Mostly, Diana is haunted by the ghost of Anne Boleyn, the beheaded second wife of Henry VIII. Lest we miss a metaphor, Anne is clearly and specifically described in dialogue as a symbol of patriarchal royal abuse, and late in the game, Stewart herself materializes briefly as a Lady Di/Boleyn hybrid, like Jeff Goldblum in “The Fly.” All this lovelessness and publicity is killing her, don’t you see. It’s, you know, like having your head chopped off. Sorta.
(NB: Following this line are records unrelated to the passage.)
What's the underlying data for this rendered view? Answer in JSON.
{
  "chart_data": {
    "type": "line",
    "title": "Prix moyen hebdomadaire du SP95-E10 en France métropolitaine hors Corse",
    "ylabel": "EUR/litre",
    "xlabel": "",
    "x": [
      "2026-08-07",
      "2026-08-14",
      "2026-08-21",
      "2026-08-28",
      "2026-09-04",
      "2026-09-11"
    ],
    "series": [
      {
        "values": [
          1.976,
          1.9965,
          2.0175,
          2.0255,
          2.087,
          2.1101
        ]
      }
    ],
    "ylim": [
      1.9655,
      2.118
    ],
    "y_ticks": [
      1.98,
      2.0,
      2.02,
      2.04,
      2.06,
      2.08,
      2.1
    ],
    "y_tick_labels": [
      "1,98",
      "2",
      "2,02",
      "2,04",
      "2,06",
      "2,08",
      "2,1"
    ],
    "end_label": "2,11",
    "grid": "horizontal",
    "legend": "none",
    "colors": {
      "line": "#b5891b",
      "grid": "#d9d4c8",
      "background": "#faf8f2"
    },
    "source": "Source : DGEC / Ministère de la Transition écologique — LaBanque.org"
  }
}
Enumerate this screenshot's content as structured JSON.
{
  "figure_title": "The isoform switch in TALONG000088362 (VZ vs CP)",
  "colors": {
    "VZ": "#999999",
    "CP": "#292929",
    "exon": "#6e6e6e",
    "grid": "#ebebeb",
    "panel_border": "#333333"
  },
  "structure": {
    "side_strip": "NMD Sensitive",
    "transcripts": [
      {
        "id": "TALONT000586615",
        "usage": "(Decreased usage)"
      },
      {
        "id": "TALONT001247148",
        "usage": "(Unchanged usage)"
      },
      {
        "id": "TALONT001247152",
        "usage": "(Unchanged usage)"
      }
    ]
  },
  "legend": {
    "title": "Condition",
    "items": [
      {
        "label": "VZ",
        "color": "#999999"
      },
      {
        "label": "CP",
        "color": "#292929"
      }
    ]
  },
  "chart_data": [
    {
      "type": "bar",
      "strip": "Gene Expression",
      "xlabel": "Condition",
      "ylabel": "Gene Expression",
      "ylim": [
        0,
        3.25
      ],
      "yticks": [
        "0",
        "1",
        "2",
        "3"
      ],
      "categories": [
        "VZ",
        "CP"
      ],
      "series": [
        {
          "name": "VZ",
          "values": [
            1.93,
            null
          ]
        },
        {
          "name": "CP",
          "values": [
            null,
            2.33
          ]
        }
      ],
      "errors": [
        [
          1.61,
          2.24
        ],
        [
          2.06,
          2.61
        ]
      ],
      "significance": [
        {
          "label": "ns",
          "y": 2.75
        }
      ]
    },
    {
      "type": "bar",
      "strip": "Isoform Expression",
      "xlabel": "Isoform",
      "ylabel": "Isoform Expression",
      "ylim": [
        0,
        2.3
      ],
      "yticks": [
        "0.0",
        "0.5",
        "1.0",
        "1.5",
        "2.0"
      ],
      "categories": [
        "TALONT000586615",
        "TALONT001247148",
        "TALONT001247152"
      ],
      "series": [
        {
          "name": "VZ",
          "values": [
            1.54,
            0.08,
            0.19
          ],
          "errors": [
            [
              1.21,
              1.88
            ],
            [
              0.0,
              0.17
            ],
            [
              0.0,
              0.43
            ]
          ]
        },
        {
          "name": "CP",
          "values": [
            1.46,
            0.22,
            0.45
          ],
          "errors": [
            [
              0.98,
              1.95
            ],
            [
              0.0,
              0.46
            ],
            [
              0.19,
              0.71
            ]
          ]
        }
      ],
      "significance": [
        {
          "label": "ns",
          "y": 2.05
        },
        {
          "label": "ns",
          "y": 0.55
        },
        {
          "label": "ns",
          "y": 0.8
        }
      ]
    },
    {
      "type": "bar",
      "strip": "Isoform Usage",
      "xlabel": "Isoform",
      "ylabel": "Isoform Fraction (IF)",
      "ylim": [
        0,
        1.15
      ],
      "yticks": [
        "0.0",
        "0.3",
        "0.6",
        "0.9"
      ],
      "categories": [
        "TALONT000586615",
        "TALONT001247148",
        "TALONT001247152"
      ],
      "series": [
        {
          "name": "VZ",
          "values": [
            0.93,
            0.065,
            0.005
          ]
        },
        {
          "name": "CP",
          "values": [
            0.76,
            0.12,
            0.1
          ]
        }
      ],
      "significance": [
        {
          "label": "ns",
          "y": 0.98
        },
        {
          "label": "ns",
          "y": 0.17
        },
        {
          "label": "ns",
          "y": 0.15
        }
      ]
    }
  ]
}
As “Jackie” was for Natalie Portman, “Spencer” is genetically engineered to get Kristen Stewart an Oscar nomination, and it will certainly do so. The relentless intimacy of Larrain’s technique, which can barely stand to cut to a shot of another actor, assures us we are watching a great performance. So many people have said Stewart is wonderful that I hesitate to dissent, but here goes: aside from the overuse of Diana’s flinching, please-don’t-hurt-me posture from her TV interviews with Charles and Stewart’s deployment of a cut-glass Estuary English accent, Stewart is mostly called upon here to run her old “Twilight” playbook: moist-eyed with anticipated terrors, occasionally she weeps. She’s good at it–why shouldn’t she be, after so much practice?
But it’s the visual mannerisms that add all the awards-worthy portent here–the period flourishes, the endless echo-chamber poshness of palatial landscapes–and the visual mannerisms are a mask. Pull that mask down and we have a “women’s picture” about female agony, peppered with salacious details–about Diana’s bulimia and self-harm, her husband’s infidelities, and the general puzzlement of the Firm over the flowering neurosis she brought into their midst. These are narrative flourishes straight from the Gospel of Martin Bashir. As with “Jackie,” there’s a sense that “Spencer” is a Big Mac of tabloid analysis served on a sterling silver tray. It isn’t that the empress wears no clothes, but that the clothes are the circus wardrobe of the Daily Mail and The Express. “Spencer” is a movie that feeds on the corpse it seeks to sanctify.
Marilyn Monroe and Maggie Thatcher had best watch their backs.